A quarter of a century has passed since a UN-backed peace agreement set Cambodia on the path to multi-party elections and the end of a bitter civil war.
Yet, as the 25th anniversary of that historic peace agreement nears on October 23, Cambodia’s experiment with democracy and the situation of human rights are deteriorating.
Political analyst and government critic Kem Ley was assassinated in Phnom Penh on July 10. A killing which many ordinary people are blaming on the government.
Kem Ley was the most high profile killing of a community organizer since the murder of environmental campaigner Chut Wutty in April 2012.
“I think this is the time… for the United States to use its prestige, to use its power, to play and important supportive role to help Cambodian’s attempt to reinstate democracy,” journalist and author Elizabeth Becker said.
Becker was speaking at the Heritage Foundation in Washington DC last week, as part of a panel discussion titled Cambodian Democracy and International Accountability.
Prime Minster Hun Sen, who has ruled Cambodia with an iron fist for decades, has become an expert at playing the ‘China card’ against the US to his own advantage, said Walter Lohman, director of the Asian Studies Center of the Heritage Foundation.
It is now time the US stuck to its core values and no long give in to Hun Sen, he said.
“Hun Sen is only playing us against the Chinese,” Lohman told the audience of around 100 participants, mostly members of the Cambodian diaspora in the US and researchers.
“He gets benefit from us [the US]. He gets benefit from the Chinese. And he continues to do what he wants,” Lohman said.
Washington needs to take a principled stance and distance itself from the Hun Sen government amid the worsening human rights situation, he said.
“If you [Hun Sen] want to get closer to China, go get closer to China,” he added.
The discussion focused on Cambodia’s progress towards more-inclusive democracy, and the responsibility of the international community to ensure that has happened 25 years after the Paris agreement, which many countries, including the US, helped broker.
Many agreed that the international community is still needed to play an important role in Cambodia’s domestic situation 25 years after Paris.
Some participants even suggested inviting UN peacekeepers back to Cambodia, to help ensure the 2018 national election is truly fair and free.
They were quickly told that a UN mission requires an invitation by the government to enter a sovereign state, and that the UN’s mission to organize a Cambodian election ended after the country’s nationwide poll in 1993.
The role of Cambodia’s political opposition was also discussed.
Becker, a long-term observer of the country and author of “When the War Was Over: Cambodia and the Khmer Rouge Revolution,” described Cambodia National Rescue Party (CNRP) leader Sam Rainsy as being “a big disappointment.”
Sam Rainsy is not strong enough to stand up to Hun Sen’s machinations, Becker said, noting that the opposition leader continues to flee to France when the political situation becomes tense in Phnom Penh.

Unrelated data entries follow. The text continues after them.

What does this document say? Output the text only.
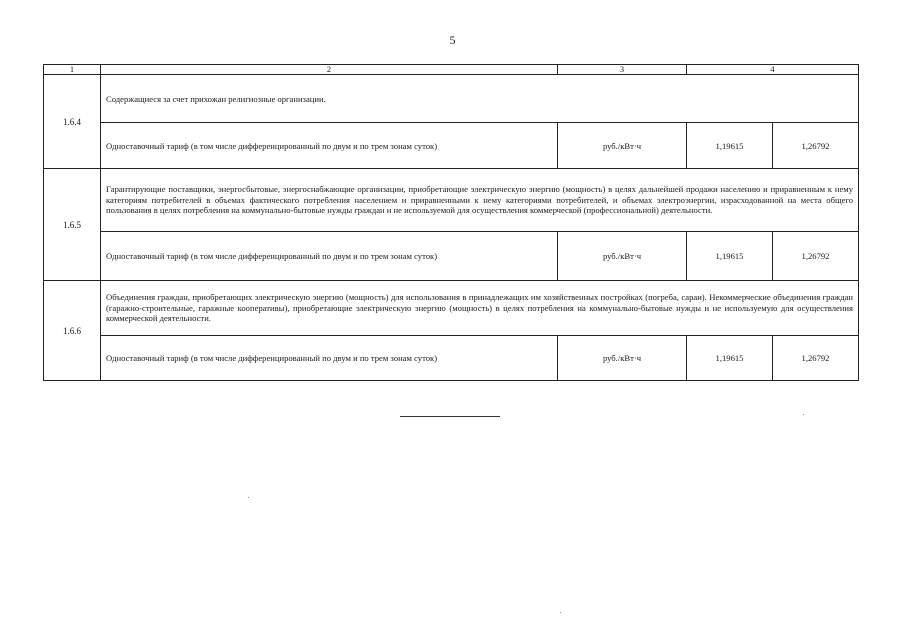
5
1	2	3	4	
1.6.4	Содержащиеся за счет прихожан религиозные организации.			
	Одноставочный тариф (в том числе дифференцированный по двум и по трем зонам суток)	руб./кВт·ч	1,19615	1,26792
1.6.5	Гарантирующие поставщики, энергосбытовые, энергоснабжающие организации, приобретающие электрическую энергию (мощность) в целях дальнейшей продажи населению и приравненным к нему категориям потребителей в объемах фактического потребления населением и приравненными к нему категориями потребителей, и объемах электроэнергии, израсходованной на места общего пользования в целях потребления на коммунально-бытовые нужды граждан и не используемой для осуществления коммерческой (профессиональной) деятельности.			
	Одноставочный тариф (в том числе дифференцированный по двум и по трем зонам суток)	руб./кВт·ч	1,19615	1,26792
1.6.6	Объединения граждан, приобретающих электрическую энергию (мощность) для использования в принадлежащих им хозяйственных постройках (погреба, сараи). Некоммерческие объединения граждан (гаражно-строительные, гаражные кооперативы), приобретающие электрическую энергию (мощность) в целях потребления на коммунально-бытовые нужды и не используемую для осуществления коммерческой деятельности.			
	Одноставочный тариф (в том числе дифференцированный по двум и по трем зонам суток)	руб./кВт·ч	1,19615	1,26792
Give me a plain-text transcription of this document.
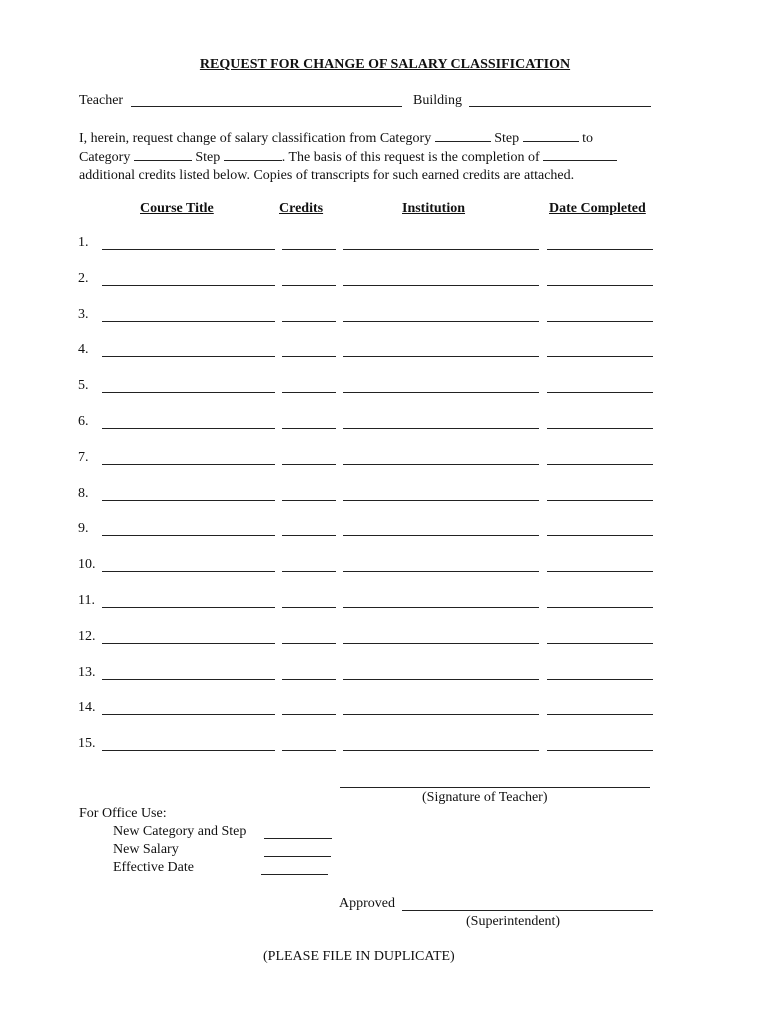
REQUEST FOR CHANGE OF SALARY CLASSIFICATION
Teacher	Building
I, herein, request change of salary classification from Category	Step	to
Category	Step	. The basis of this request is the completion of
additional credits listed below. Copies of transcripts for such earned credits are attached.
Course Title	Credits	Institution	Date Completed
1.
2.
3.
4.
5.
6.
7.
8.
9.
10.
11.
12.
13.
14.
15.
(Signature of Teacher)
For Office Use:
New Category and Step
New Salary
Effective Date
Approved
(Superintendent)
(PLEASE FILE IN DUPLICATE)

“I think Sam Rainsy has been a big disappointment on a whole bunch of issues… why he continues to go back to Paris is beyond me,” she said.

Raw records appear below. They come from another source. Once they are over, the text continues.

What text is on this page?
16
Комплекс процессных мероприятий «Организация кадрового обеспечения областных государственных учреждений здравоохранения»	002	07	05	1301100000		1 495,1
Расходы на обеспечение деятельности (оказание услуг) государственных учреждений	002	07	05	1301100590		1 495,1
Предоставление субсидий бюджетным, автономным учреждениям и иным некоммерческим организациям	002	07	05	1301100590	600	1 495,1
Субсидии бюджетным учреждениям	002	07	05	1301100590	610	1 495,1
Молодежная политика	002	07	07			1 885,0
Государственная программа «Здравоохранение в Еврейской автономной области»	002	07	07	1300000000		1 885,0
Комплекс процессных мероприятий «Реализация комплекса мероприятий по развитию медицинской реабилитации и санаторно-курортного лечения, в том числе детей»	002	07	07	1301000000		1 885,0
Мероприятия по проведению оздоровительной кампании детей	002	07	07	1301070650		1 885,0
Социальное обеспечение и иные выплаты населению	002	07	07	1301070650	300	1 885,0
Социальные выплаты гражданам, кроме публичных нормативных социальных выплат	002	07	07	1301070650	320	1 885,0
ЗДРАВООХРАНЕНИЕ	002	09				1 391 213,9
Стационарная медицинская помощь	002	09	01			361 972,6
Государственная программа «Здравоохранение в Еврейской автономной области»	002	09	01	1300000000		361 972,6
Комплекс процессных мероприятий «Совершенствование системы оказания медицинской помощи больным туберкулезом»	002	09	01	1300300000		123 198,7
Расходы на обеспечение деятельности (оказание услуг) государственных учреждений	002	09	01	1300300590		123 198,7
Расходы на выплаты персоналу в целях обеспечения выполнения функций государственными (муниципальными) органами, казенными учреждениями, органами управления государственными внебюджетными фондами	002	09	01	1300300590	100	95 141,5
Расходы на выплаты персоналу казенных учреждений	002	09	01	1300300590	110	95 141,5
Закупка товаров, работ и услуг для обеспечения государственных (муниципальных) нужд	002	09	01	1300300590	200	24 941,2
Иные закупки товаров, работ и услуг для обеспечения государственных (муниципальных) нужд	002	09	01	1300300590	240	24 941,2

Sam LaHood, regional deputy director of the International Republican Institute and the institute’s director in Cambodia from 2012 to 2013, said Sam Rainsy’s popularity among the youth was strong.
LaHood recounted the huge numbers that turned out – estimated at 100,000 people - to welcome Sam Rainsy’s return from self-imposed exile just prior to the 2013 national elections.
People lined the streets to welcome Sam Rainsy and young people got behind the opposition leader, resulting in the CNRP making huge gains against Hun Sen’s ruling Cambodian People’s Party in the election that year.
“You know, seeing that sort of thing, it gives me continued sort of encouragement and the idea that there is a lot of interest in seeing things change… in Cambodia,” he said.
Ou Kim Hourt, a member of the audience from Philadelphia, said he was putting his faith in the US Congress finding long-term solutions for the issues that face Cambodia.
“In the US, it’s better to rely more on the parliament to achieve long-term goals,” he said.
Prom Saonora, another audience member, wanted more immediate action.
To ensure that Kem Ley’s memory does not simply fade, Prom Saonora suggested that Cambodians choose a specific day and time each week to honk their car and motorcycle horns or blow whistles for one minute as an act of remembrance.
“This is to show that we honor Kem Ley, because if we don’t do that people will forget him in just one or two more months.”